Posted February 26, 2015

The Electron is an Arduino-like cellular development kit for creating cellular-connected electronics projects and products. It comes with a SIM card, so the board will be able to send messages to a central server, almost anywhere in the world without Wi-Fi. It works like an Arduino. It runs a single application, which you can write using Wiring (Arduino’s programming language) or C/C++, or ARM assembly. It’s open source.

A closer look at the Electron

It’s a circuit board about the size of your thumb, that fits in a breadboard and consists of a microcontroller, a cellular modem, voltage regulator, buttons, LED, antenna, SIM card slot, crystal, resistors, capacitors, inductors.

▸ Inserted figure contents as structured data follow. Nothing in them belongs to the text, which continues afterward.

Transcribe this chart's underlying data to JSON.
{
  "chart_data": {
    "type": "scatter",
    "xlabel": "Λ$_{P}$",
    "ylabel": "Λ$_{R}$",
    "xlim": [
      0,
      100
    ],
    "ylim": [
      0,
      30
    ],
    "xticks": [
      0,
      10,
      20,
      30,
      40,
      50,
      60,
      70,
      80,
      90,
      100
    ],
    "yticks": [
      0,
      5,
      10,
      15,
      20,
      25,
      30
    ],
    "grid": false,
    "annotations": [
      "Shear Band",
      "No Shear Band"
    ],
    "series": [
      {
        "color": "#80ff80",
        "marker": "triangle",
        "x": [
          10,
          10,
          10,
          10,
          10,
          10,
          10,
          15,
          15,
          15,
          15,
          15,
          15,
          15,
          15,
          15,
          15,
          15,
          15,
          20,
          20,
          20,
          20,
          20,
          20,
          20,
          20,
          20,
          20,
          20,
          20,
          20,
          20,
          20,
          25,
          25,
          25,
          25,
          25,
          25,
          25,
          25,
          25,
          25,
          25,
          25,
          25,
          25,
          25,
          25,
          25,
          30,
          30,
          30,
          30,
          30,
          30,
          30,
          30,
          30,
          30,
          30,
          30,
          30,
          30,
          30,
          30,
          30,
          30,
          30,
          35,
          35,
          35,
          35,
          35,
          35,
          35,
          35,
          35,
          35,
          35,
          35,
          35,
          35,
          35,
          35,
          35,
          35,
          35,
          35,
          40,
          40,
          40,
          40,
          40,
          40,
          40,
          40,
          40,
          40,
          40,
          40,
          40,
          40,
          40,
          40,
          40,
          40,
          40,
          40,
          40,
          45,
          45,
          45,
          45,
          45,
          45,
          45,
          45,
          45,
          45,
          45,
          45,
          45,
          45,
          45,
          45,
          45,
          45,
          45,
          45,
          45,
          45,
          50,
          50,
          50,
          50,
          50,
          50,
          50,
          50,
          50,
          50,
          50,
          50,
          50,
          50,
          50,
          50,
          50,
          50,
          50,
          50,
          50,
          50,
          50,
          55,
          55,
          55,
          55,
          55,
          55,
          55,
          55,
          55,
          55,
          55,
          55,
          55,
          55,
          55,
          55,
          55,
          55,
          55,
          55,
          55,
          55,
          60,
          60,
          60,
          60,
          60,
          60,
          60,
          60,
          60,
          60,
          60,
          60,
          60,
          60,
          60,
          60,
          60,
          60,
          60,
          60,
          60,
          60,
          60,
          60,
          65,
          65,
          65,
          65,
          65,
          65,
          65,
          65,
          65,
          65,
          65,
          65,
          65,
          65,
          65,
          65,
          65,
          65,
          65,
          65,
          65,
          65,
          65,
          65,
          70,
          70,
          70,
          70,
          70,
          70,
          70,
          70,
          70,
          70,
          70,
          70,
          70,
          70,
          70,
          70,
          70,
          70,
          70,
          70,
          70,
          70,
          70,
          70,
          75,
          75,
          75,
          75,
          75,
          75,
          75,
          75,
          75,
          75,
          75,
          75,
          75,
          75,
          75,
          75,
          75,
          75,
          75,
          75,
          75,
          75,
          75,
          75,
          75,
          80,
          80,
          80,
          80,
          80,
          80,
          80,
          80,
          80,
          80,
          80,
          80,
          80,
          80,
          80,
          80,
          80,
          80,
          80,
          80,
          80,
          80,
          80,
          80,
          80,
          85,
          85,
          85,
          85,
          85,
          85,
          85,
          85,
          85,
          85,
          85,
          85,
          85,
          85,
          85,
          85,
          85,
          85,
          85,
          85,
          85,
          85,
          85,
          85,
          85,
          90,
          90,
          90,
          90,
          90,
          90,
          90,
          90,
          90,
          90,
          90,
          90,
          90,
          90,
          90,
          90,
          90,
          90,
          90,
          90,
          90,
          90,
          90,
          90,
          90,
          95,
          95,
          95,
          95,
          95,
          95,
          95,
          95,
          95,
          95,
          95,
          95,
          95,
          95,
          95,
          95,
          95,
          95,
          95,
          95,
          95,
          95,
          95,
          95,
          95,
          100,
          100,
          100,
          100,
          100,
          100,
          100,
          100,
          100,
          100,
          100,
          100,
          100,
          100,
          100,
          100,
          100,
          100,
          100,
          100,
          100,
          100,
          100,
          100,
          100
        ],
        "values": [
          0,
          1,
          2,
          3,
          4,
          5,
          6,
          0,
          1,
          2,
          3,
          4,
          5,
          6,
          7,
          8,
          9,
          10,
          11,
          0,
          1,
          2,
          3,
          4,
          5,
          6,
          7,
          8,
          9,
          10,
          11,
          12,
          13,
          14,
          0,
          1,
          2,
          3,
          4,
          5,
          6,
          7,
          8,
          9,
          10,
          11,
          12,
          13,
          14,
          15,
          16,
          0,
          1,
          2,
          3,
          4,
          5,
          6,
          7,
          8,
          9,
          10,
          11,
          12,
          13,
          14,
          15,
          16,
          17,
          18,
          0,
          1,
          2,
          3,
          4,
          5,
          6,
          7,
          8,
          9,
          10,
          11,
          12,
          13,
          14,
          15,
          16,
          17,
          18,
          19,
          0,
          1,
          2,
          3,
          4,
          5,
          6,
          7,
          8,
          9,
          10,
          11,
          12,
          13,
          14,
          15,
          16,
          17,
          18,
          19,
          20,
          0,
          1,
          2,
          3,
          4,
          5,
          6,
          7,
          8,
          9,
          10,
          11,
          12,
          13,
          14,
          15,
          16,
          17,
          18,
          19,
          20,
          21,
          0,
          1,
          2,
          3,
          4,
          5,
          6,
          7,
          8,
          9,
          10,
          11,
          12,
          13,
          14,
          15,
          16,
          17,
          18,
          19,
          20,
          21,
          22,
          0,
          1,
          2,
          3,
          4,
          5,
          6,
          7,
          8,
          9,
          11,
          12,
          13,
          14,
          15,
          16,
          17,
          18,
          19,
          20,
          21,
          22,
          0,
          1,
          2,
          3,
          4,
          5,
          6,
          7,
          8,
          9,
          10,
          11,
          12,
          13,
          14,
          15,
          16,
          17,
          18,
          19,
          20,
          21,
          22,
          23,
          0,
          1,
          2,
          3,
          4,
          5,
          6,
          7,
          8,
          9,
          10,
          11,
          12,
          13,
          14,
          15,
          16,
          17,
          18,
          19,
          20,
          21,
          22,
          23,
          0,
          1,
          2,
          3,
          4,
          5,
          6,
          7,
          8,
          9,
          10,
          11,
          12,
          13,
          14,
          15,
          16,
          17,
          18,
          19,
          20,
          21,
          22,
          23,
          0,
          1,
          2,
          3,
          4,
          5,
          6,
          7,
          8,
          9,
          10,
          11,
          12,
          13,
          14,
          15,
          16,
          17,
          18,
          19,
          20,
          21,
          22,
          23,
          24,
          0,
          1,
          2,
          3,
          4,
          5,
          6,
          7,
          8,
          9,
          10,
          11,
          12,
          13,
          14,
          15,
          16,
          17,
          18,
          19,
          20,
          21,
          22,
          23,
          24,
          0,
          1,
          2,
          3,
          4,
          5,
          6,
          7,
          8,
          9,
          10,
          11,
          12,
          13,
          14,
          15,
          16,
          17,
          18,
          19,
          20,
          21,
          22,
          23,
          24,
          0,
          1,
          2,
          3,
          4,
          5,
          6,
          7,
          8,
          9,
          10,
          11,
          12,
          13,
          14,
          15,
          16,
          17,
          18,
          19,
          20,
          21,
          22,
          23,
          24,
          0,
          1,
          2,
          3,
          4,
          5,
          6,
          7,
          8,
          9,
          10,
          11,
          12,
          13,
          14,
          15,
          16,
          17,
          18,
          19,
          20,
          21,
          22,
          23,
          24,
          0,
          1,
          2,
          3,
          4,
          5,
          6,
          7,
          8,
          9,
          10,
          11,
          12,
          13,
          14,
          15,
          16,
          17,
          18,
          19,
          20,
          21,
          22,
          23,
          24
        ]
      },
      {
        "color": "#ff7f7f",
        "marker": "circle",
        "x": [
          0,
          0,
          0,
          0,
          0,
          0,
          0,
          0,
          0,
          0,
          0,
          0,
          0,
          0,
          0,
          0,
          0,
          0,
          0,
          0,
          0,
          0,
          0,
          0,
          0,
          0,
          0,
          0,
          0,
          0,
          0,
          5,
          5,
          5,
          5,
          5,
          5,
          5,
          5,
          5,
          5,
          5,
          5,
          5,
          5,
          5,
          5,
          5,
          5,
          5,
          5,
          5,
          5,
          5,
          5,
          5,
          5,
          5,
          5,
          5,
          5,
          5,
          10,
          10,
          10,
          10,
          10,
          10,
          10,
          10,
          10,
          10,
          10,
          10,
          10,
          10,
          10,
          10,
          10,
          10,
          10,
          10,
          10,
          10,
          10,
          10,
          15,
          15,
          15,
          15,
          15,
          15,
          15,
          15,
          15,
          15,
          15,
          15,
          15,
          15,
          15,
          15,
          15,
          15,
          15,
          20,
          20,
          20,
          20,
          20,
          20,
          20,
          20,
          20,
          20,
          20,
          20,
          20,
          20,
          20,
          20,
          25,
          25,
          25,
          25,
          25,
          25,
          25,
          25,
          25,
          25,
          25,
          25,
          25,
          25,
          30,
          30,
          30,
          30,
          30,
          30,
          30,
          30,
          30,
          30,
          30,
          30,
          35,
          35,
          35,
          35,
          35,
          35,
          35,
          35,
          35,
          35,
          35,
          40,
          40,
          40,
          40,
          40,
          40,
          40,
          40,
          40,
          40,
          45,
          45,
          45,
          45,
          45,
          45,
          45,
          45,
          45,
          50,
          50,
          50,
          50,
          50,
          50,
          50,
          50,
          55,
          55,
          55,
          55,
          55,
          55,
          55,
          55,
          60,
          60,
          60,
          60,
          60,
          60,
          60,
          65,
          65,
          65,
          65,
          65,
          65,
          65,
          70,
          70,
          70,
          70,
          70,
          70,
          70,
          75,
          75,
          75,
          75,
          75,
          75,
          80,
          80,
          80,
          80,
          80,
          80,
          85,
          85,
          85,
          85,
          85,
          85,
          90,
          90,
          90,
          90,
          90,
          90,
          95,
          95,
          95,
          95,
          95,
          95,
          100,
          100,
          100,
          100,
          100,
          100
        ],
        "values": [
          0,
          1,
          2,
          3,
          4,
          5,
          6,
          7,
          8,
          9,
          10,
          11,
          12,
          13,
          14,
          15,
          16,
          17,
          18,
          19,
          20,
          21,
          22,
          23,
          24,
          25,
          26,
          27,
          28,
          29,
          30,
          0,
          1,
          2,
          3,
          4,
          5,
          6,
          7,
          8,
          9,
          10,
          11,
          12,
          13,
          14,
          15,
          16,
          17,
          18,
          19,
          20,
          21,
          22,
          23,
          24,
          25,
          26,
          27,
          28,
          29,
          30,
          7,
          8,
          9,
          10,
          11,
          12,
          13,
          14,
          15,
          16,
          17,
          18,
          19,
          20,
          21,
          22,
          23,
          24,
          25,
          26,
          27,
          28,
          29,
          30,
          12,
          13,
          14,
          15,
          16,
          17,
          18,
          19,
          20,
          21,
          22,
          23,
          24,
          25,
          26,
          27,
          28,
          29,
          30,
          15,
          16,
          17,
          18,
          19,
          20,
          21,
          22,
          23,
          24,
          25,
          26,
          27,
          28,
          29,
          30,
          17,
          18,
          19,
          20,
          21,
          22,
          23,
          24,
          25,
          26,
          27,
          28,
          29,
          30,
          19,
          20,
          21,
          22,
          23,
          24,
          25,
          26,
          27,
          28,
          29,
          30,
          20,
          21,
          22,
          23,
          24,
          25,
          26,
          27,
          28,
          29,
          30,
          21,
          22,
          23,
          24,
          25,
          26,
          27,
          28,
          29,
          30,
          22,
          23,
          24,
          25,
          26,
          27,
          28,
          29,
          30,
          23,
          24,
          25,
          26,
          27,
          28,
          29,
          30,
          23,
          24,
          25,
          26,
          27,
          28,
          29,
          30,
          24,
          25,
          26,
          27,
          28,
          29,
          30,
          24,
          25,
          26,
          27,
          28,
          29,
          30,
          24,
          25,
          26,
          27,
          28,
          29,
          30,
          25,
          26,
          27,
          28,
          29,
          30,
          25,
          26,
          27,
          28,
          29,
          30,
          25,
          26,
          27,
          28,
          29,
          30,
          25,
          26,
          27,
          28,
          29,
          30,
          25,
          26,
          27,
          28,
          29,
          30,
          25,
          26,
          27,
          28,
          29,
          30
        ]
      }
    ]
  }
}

  • STM32F205 ARM Cortex M3 microcontroller
  • 1MB Flash, 128K RAM
  • Cellular modem: U-Blox SARA U-series (3G) or G-series (2G)
  • 36 pins total: 28 GPIOs (D0-D13, A0-A13), plus TX/RX, 2 GNDs, VIN, VBAT, WKP, 3V3, RST
  • Board dimensions: 2.0″ x 0.8″ x 0.3″ (0.5″ including headers)

It comes in 2G and 3G options with the boards costing $39 and $59 respectively. It comes with a SIM card and Spark will act as an MVNO (Mobile Virtual Network Operator). They’re offering 1MB of data for $2.99 a month (you should be able to send and receive 20,000 messages per month) and it will work in the U.S., Canada, and Europe.

The project is on the Kickstarter and already have reached the goal of $30,000 pledges. The estimated delivery date is October 2015.